La collina è un rilievo del territorio. La sua altezza è compresa tra 200 e 600 metri. È più bassa della montagna ma più alta della pianura. Le sue forme sono dolci e arrotondate.
Come nasce una collina
Le colline si sono formate in tempi molto lontani. Alcune nascono da antiche montagne consumate dal vento e dall'acqua. Altre si formano per accumulo di detriti trasportati dai fiumi. Ci sono anche colline nate dall'attività dei vulcani spenti.
Le parti della collina
Ogni collina ha parti precise che possiamo riconoscere. La cima è il punto più alto e si chiama sommità. Il pendio è il fianco inclinato che scende verso il basso. La valle è la zona pianeggiante che separa due colline.
Il paesaggio collinare
Il paesaggio della collina è vario e ricco di colori. In primavera i campi diventano verdi e fioriti. In autunno le foglie degli alberi assumono colori caldi. Spesso si vedono piccoli paesi costruiti sulla cima.
La vita in collina
In collina il clima è mite e piacevole tutto l'anno. Questo favorisce molte attività agricole importanti per l'uomo. Si coltivano soprattutto viti, ulivi, alberi da frutto e grano. L'allevamento di pecore e mucche è un'altra attività diffusa.
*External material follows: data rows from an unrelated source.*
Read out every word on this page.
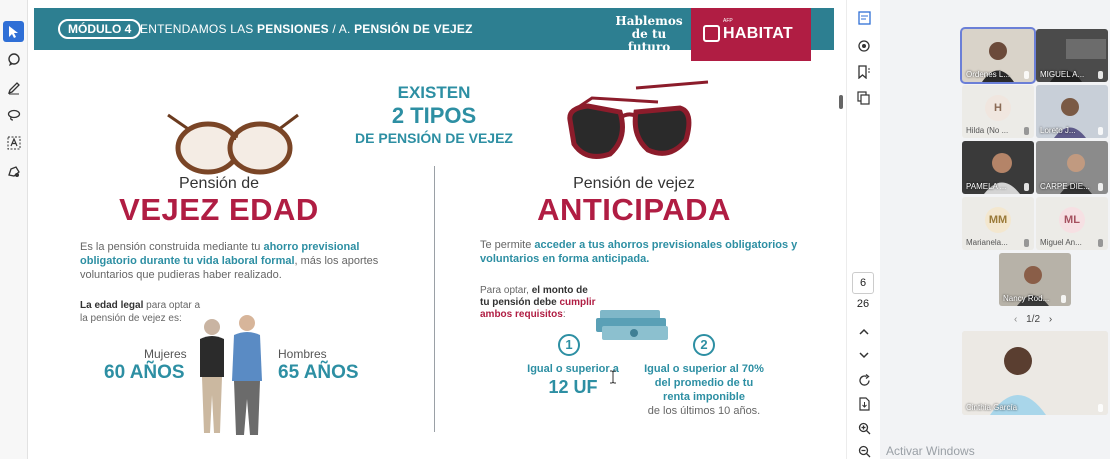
MÓDULO 4 ENTENDAMOS LAS PENSIONES / A. PENSIÓN DE VEJEZ
Hablemos
de tu futuro
AFP
HABITAT
EXISTEN
2 TIPOS
DE PENSIÓN DE VEJEZ
Pensión de
VEJEZ EDAD
Es la pensión construida mediante tu ahorro previsional obligatorio durante tu vida laboral formal, más los aportes voluntarios que pudieras haber realizado.
La edad legal para optar a la pensión de vejez es:
Mujeres
60 AÑOS
Hombres
65 AÑOS
Pensión de vejez
ANTICIPADA
Te permite acceder a tus ahorros previsionales obligatorios y voluntarios en forma anticipada.
Para optar, el monto de tu pensión debe cumplir ambos requisitos:
1
Igual o superior a
12 UF
2
Igual o superior al 70% del promedio de tu renta imponible
de los últimos 10 años.
6
26
Ordenes L...	MIGUEL A...
H
Hilda (No ...	Loreto J...
PAMELA ...	CARPE DIE...
MM
Marianela...
ML
Miguel An...
Nancy Rod...
‹ 1/2 ›
Cinthia García
Activar Windows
Esempi di colline in Italia
L'Italia è un paese ricco di splendide zone collinari. Le colline del Chianti, in Toscana, sono famose per il vino. Le Langhe, in Piemonte, producono nocciole e tartufi pregiati. Le colline del Monferrato offrono panorami dolci e ordinati.
Perché la collina è importante
La collina è un ambiente prezioso per molte ragioni. Offre cibo grazie alle coltivazioni e all'allevamento degli animali. Protegge la biodiversità ospitando tante piante e animali selvatici. Attira turisti che amano camminare nella natura tranquilla.